A recent survey by the Herald Sun has found that more than 70 per cent of Victorian police believe speed and red light cameras are more about revenue-raising than preserving road safety. A point we have tried so very hard to get across.
Out of the 3459 police officers questioned, only 6 per cent (207) strongly agreed speed cameras really do help save lives. Most interestingly though, the main duty of police officers – to serve and protect – is not shared by 42 per cent of the force, who strongly believe making money for the Government is their main role!
Nonetheless, Insp Richard Watkins, of Victoria Police’s major collision investigation unit, still claimed that traffic police strongly supported speed cameras.
“If the cameras are doing their job, then we spend less time at serious collisions and fatalities, members might want to come and spend a day with us to see the impact of speed.” he said.
In Victoria alone, an average of more than 50,000 mobile speed camera fines are issued each month and that figure excludes tickets issued by fixed cameras.
Victoria Police were quick to point out that regardless of what the Police force believe, excessive speed is still the most common cause of road accidents.

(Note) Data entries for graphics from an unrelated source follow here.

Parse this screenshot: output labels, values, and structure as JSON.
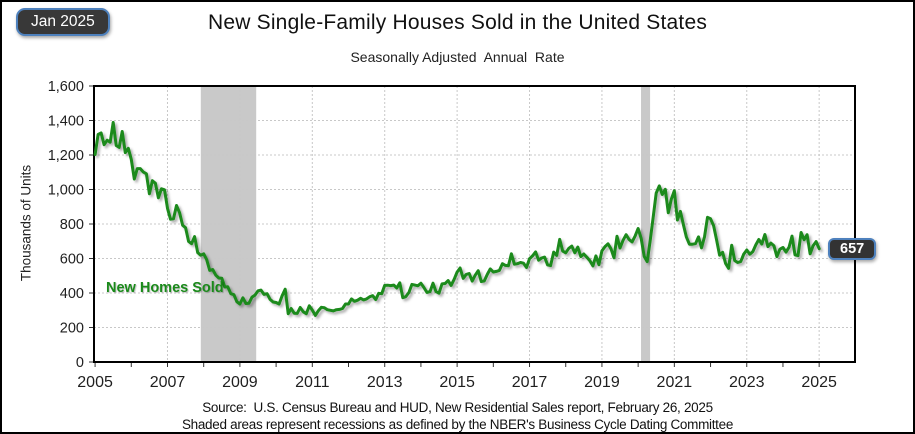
{
  "header": {
    "date_badge": "Jan 2025",
    "title": "New Single-Family Houses Sold in the United States",
    "subtitle": "Seasonally Adjusted  Annual  Rate"
  },
  "chart_data": {
    "type": "line",
    "title": "New Single-Family Houses Sold in the United States",
    "subtitle": "Seasonally Adjusted Annual Rate",
    "xlabel": "",
    "ylabel": "Thousands of Units",
    "ylim": [
      0,
      1600
    ],
    "y_ticks": [
      0,
      200,
      400,
      600,
      800,
      1000,
      1200,
      1400,
      1600
    ],
    "y_tick_labels": [
      "0",
      "200",
      "400",
      "600",
      "800",
      "1,000",
      "1,200",
      "1,400",
      "1,600"
    ],
    "x_tick_years": [
      2005,
      2007,
      2009,
      2011,
      2013,
      2015,
      2017,
      2019,
      2021,
      2023,
      2025
    ],
    "x_minor_tick_step": 1,
    "x_domain": [
      2004.97,
      2025.99
    ],
    "grid": "dashed",
    "legend_position": "none",
    "annotation": "New Homes Sold",
    "latest_point": {
      "label": "Jan 2025",
      "value": 657
    },
    "recessions": [
      {
        "start": 2007.92,
        "end": 2009.45
      },
      {
        "start": 2020.08,
        "end": 2020.33
      }
    ],
    "colors": {
      "line": "#1a8a1a",
      "recession_fill": "#c9c9c9",
      "grid": "#c8c8c8",
      "frame": "#000000",
      "tick": "#333333"
    },
    "series": [
      {
        "name": "New Homes Sold",
        "frequency": "monthly",
        "start_year": 2005,
        "start_month": 1,
        "values": [
          1203,
          1319,
          1328,
          1260,
          1286,
          1274,
          1389,
          1255,
          1244,
          1336,
          1214,
          1239,
          1174,
          1061,
          1121,
          1121,
          1101,
          1091,
          975,
          1051,
          1036,
          952,
          1004,
          998,
          891,
          828,
          830,
          907,
          865,
          793,
          778,
          699,
          686,
          727,
          634,
          619,
          627,
          593,
          531,
          536,
          503,
          487,
          485,
          435,
          436,
          396,
          390,
          349,
          336,
          372,
          339,
          341,
          376,
          388,
          413,
          417,
          392,
          396,
          363,
          348,
          345,
          336,
          384,
          422,
          280,
          310,
          283,
          282,
          316,
          291,
          280,
          326,
          301,
          270,
          297,
          317,
          315,
          303,
          300,
          296,
          303,
          305,
          310,
          336,
          336,
          366,
          352,
          358,
          369,
          360,
          366,
          378,
          385,
          362,
          398,
          396,
          444,
          445,
          443,
          446,
          429,
          459,
          373,
          379,
          403,
          450,
          446,
          442,
          457,
          432,
          403,
          408,
          457,
          408,
          399,
          453,
          455,
          472,
          444,
          479,
          521,
          545,
          485,
          508,
          513,
          469,
          503,
          529,
          466,
          470,
          508,
          540,
          522,
          525,
          531,
          570,
          560,
          558,
          627,
          567,
          570,
          577,
          573,
          548,
          599,
          615,
          638,
          590,
          603,
          608,
          563,
          559,
          637,
          618,
          711,
          643,
          633,
          659,
          672,
          633,
          666,
          611,
          626,
          607,
          587,
          557,
          615,
          564,
          644,
          669,
          685,
          656,
          604,
          729,
          661,
          706,
          738,
          710,
          696,
          730,
          774,
          716,
          612,
          582,
          704,
          840,
          979,
          1021,
          971,
          1001,
          865,
          943,
          993,
          823,
          873,
          796,
          724,
          683,
          683,
          686,
          725,
          662,
          725,
          839,
          831,
          790,
          707,
          619,
          636,
          571,
          543,
          677,
          588,
          577,
          582,
          625,
          649,
          625,
          640,
          679,
          710,
          684,
          739,
          669,
          689,
          674,
          611,
          654,
          664,
          637,
          665,
          730,
          621,
          617,
          751,
          709,
          738,
          627,
          674,
          698,
          657
        ]
      }
    ]
  },
  "footer": {
    "source_line": "Source:  U.S. Census Bureau and HUD, New Residential Sales report, February 26, 2025",
    "note_line": "Shaded areas represent recessions as defined by the NBER's Business Cycle Dating Committee"
  }
}
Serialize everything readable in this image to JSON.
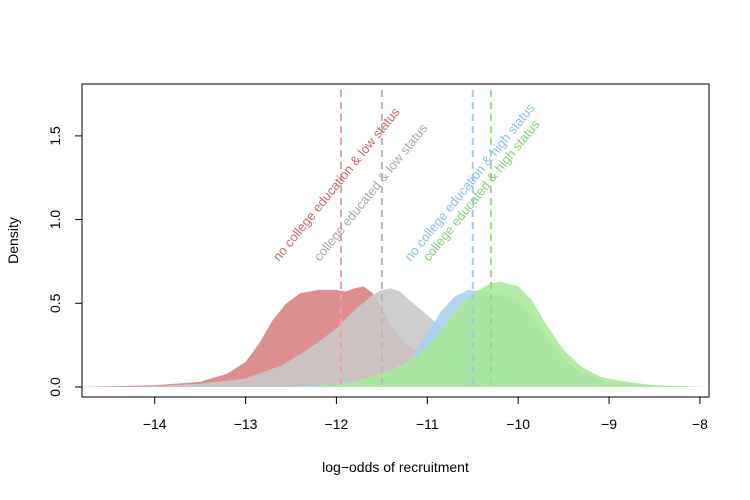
{
  "chart_data": {
    "type": "area",
    "title": "",
    "xlabel": "log−odds of recruitment",
    "ylabel": "Density",
    "xlim": [
      -14.8,
      -7.9
    ],
    "ylim": [
      -0.06,
      1.81
    ],
    "x_ticks": [
      {
        "value": -14,
        "label": "−14"
      },
      {
        "value": -13,
        "label": "−13"
      },
      {
        "value": -12,
        "label": "−12"
      },
      {
        "value": -11,
        "label": "−11"
      },
      {
        "value": -10,
        "label": "−10"
      },
      {
        "value": -9,
        "label": "−9"
      },
      {
        "value": -8,
        "label": "−8"
      }
    ],
    "y_ticks": [
      {
        "value": 0.0,
        "label": "0.0"
      },
      {
        "value": 0.5,
        "label": "0.5"
      },
      {
        "value": 1.0,
        "label": "1.0"
      },
      {
        "value": 1.5,
        "label": "1.5"
      }
    ],
    "grid": false,
    "series": [
      {
        "name": "no college education & low status",
        "fill": "#d97e7e",
        "line": "#e8a0a0",
        "label_color": "#cc6666",
        "mean": -11.95,
        "points": [
          [
            -14.8,
            0.0
          ],
          [
            -14.0,
            0.01
          ],
          [
            -13.5,
            0.03
          ],
          [
            -13.2,
            0.08
          ],
          [
            -13.0,
            0.15
          ],
          [
            -12.85,
            0.26
          ],
          [
            -12.7,
            0.4
          ],
          [
            -12.55,
            0.5
          ],
          [
            -12.4,
            0.56
          ],
          [
            -12.2,
            0.58
          ],
          [
            -12.0,
            0.58
          ],
          [
            -11.9,
            0.57
          ],
          [
            -11.8,
            0.59
          ],
          [
            -11.7,
            0.6
          ],
          [
            -11.6,
            0.56
          ],
          [
            -11.5,
            0.47
          ],
          [
            -11.4,
            0.37
          ],
          [
            -11.3,
            0.29
          ],
          [
            -11.2,
            0.24
          ],
          [
            -11.0,
            0.18
          ],
          [
            -10.8,
            0.11
          ],
          [
            -10.6,
            0.06
          ],
          [
            -10.4,
            0.03
          ],
          [
            -10.0,
            0.01
          ],
          [
            -9.5,
            0.0
          ]
        ]
      },
      {
        "name": "college educated & low status",
        "fill": "#c8c8c8",
        "line": "#b8b8b8",
        "label_color": "#a8a8a8",
        "mean": -11.5,
        "points": [
          [
            -14.2,
            0.0
          ],
          [
            -13.5,
            0.02
          ],
          [
            -13.0,
            0.05
          ],
          [
            -12.6,
            0.13
          ],
          [
            -12.3,
            0.23
          ],
          [
            -12.0,
            0.35
          ],
          [
            -11.8,
            0.46
          ],
          [
            -11.6,
            0.55
          ],
          [
            -11.5,
            0.58
          ],
          [
            -11.4,
            0.59
          ],
          [
            -11.3,
            0.57
          ],
          [
            -11.2,
            0.52
          ],
          [
            -11.0,
            0.43
          ],
          [
            -10.8,
            0.33
          ],
          [
            -10.6,
            0.25
          ],
          [
            -10.4,
            0.18
          ],
          [
            -10.2,
            0.13
          ],
          [
            -10.0,
            0.1
          ],
          [
            -9.6,
            0.05
          ],
          [
            -9.2,
            0.02
          ],
          [
            -8.6,
            0.0
          ]
        ]
      },
      {
        "name": "no college education & high status",
        "fill": "#a8d0f0",
        "line": "#a0c8e8",
        "label_color": "#88bbe8",
        "mean": -10.5,
        "points": [
          [
            -12.6,
            0.0
          ],
          [
            -12.0,
            0.02
          ],
          [
            -11.5,
            0.06
          ],
          [
            -11.2,
            0.15
          ],
          [
            -11.0,
            0.32
          ],
          [
            -10.85,
            0.45
          ],
          [
            -10.7,
            0.54
          ],
          [
            -10.55,
            0.58
          ],
          [
            -10.4,
            0.57
          ],
          [
            -10.2,
            0.55
          ],
          [
            -10.0,
            0.52
          ],
          [
            -9.85,
            0.42
          ],
          [
            -9.7,
            0.3
          ],
          [
            -9.5,
            0.17
          ],
          [
            -9.3,
            0.08
          ],
          [
            -9.0,
            0.03
          ],
          [
            -8.5,
            0.01
          ],
          [
            -8.0,
            0.0
          ]
        ]
      },
      {
        "name": "college educated & high status",
        "fill": "#aae898",
        "line": "#98dc88",
        "label_color": "#88cc77",
        "mean": -10.3,
        "points": [
          [
            -12.3,
            0.0
          ],
          [
            -11.8,
            0.03
          ],
          [
            -11.4,
            0.1
          ],
          [
            -11.1,
            0.19
          ],
          [
            -10.9,
            0.3
          ],
          [
            -10.7,
            0.45
          ],
          [
            -10.5,
            0.56
          ],
          [
            -10.3,
            0.62
          ],
          [
            -10.2,
            0.63
          ],
          [
            -10.0,
            0.6
          ],
          [
            -9.85,
            0.52
          ],
          [
            -9.7,
            0.38
          ],
          [
            -9.5,
            0.22
          ],
          [
            -9.3,
            0.12
          ],
          [
            -9.1,
            0.06
          ],
          [
            -8.8,
            0.03
          ],
          [
            -8.5,
            0.01
          ],
          [
            -7.9,
            0.0
          ]
        ]
      }
    ]
  }
}
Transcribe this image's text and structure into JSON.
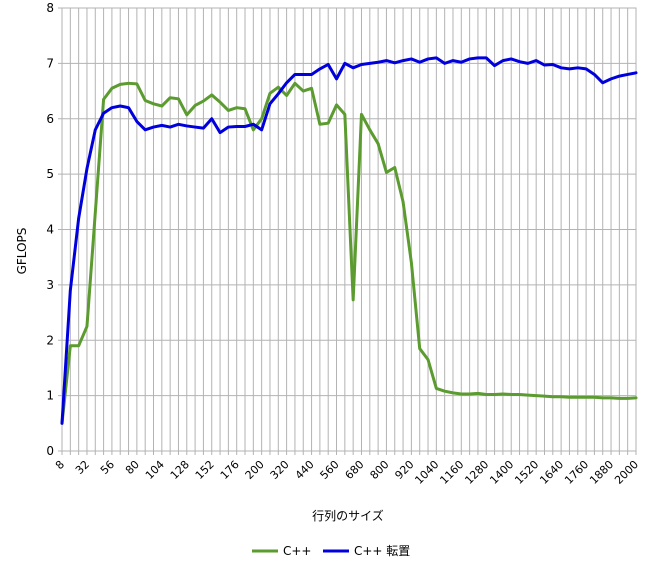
{
  "chart_data": {
    "type": "line",
    "xlabel": "行列のサイズ",
    "ylabel": "GFLOPS",
    "ylim": [
      0,
      8
    ],
    "yticks": [
      "0",
      "1",
      "2",
      "3",
      "4",
      "5",
      "6",
      "7",
      "8"
    ],
    "grid": true,
    "legend_position": "bottom",
    "categories": [
      "8",
      "16",
      "24",
      "32",
      "40",
      "48",
      "56",
      "64",
      "72",
      "80",
      "88",
      "96",
      "104",
      "112",
      "120",
      "128",
      "136",
      "144",
      "152",
      "160",
      "168",
      "176",
      "184",
      "192",
      "200",
      "240",
      "280",
      "320",
      "360",
      "400",
      "440",
      "480",
      "520",
      "560",
      "600",
      "640",
      "680",
      "720",
      "760",
      "800",
      "840",
      "880",
      "920",
      "960",
      "1000",
      "1040",
      "1080",
      "1120",
      "1160",
      "1200",
      "1240",
      "1280",
      "1320",
      "1360",
      "1400",
      "1440",
      "1480",
      "1520",
      "1560",
      "1600",
      "1640",
      "1680",
      "1720",
      "1760",
      "1800",
      "1840",
      "1880",
      "1920",
      "1960",
      "2000"
    ],
    "tick_labels": [
      "8",
      "32",
      "56",
      "80",
      "104",
      "128",
      "152",
      "176",
      "200",
      "320",
      "440",
      "560",
      "680",
      "800",
      "920",
      "1040",
      "1160",
      "1280",
      "1400",
      "1520",
      "1640",
      "1760",
      "1880",
      "2000"
    ],
    "series": [
      {
        "name": "C++",
        "color": "#5B9B2F",
        "values": [
          0.5,
          1.9,
          1.9,
          2.25,
          4.3,
          6.35,
          6.55,
          6.62,
          6.64,
          6.63,
          6.33,
          6.27,
          6.23,
          6.38,
          6.36,
          6.07,
          6.24,
          6.32,
          6.43,
          6.3,
          6.15,
          6.2,
          6.18,
          5.8,
          6.0,
          6.46,
          6.57,
          6.42,
          6.64,
          6.5,
          6.55,
          5.9,
          5.92,
          6.25,
          6.08,
          2.73,
          6.08,
          5.8,
          5.55,
          5.03,
          5.12,
          4.5,
          3.4,
          1.85,
          1.65,
          1.13,
          1.08,
          1.05,
          1.03,
          1.03,
          1.04,
          1.02,
          1.02,
          1.03,
          1.02,
          1.02,
          1.01,
          1.0,
          0.99,
          0.98,
          0.98,
          0.97,
          0.97,
          0.97,
          0.97,
          0.96,
          0.96,
          0.95,
          0.95,
          0.96
        ]
      },
      {
        "name": "C++ 転置",
        "color": "#0000DD",
        "values": [
          0.5,
          2.9,
          4.2,
          5.1,
          5.8,
          6.1,
          6.2,
          6.23,
          6.2,
          5.95,
          5.8,
          5.85,
          5.88,
          5.85,
          5.9,
          5.87,
          5.85,
          5.83,
          6.0,
          5.75,
          5.85,
          5.86,
          5.86,
          5.9,
          5.8,
          6.27,
          6.45,
          6.65,
          6.8,
          6.8,
          6.8,
          6.9,
          6.98,
          6.72,
          7.0,
          6.92,
          6.98,
          7.0,
          7.02,
          7.05,
          7.01,
          7.05,
          7.08,
          7.02,
          7.08,
          7.1,
          7.0,
          7.05,
          7.02,
          7.08,
          7.1,
          7.1,
          6.96,
          7.05,
          7.08,
          7.03,
          7.0,
          7.05,
          6.97,
          6.98,
          6.92,
          6.9,
          6.92,
          6.9,
          6.8,
          6.65,
          6.72,
          6.77,
          6.8,
          6.83
        ]
      }
    ]
  }
}
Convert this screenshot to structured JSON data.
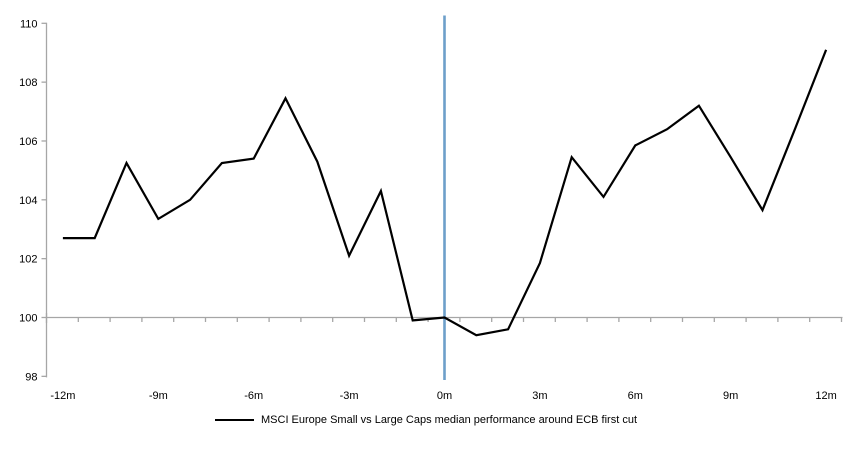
{
  "chart_data": {
    "type": "line",
    "legend_label": "MSCI Europe Small vs Large Caps median performance around ECB first cut",
    "legend_position": "bottom-center",
    "grid": "baseline-only",
    "x": [
      -12,
      -11,
      -10,
      -9,
      -8,
      -7,
      -6,
      -5,
      -4,
      -3,
      -2,
      -1,
      0,
      1,
      2,
      3,
      4,
      5,
      6,
      7,
      8,
      9,
      10,
      11,
      12
    ],
    "series": [
      {
        "name": "MSCI Europe Small vs Large Caps median performance around ECB first cut",
        "values": [
          102.7,
          102.7,
          105.25,
          103.35,
          104.0,
          105.25,
          105.4,
          107.45,
          105.3,
          102.1,
          104.3,
          99.9,
          100.0,
          99.4,
          99.6,
          101.85,
          105.45,
          104.1,
          105.85,
          106.4,
          107.2,
          105.45,
          103.65,
          106.35,
          109.1
        ]
      }
    ],
    "xtick_positions": [
      -12,
      -9,
      -6,
      -3,
      0,
      3,
      6,
      9,
      12
    ],
    "xtick_labels": [
      "-12m",
      "-9m",
      "-6m",
      "-3m",
      "0m",
      "3m",
      "6m",
      "9m",
      "12m"
    ],
    "ytick_values": [
      98,
      100,
      102,
      104,
      106,
      108,
      110
    ],
    "ytick_labels": [
      "98",
      "100",
      "102",
      "104",
      "106",
      "108",
      "110"
    ],
    "ylim": [
      98,
      110
    ],
    "baseline_value": 100,
    "event_line_x": 0,
    "colors": {
      "series_line": "#000000",
      "event_line": "#6D9FCA",
      "axis": "#A6A6A6",
      "label_text": "#000000"
    }
  }
}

A spokeswoman for the force noted that there has been a 50 per cent drop in the road toll since the inception of cameras in 1989.
Unfortunately, nor her or the Victorian police force has considered the enormous advancements in vehicle safety since 1989. The inclusion of airbags in nearly all new cars, ESP, ABS, Side airbags, the list goes on, but, according to Victoria Police, the 50% reduction is primarily due to speed cameras…
“The traffic camera program is ultimately designed to reduce the number of vehicle collisions and therefore the incidence of road trauma and death,” she said.
Now that the police officers agree with the majority of us, how can we move forward from here?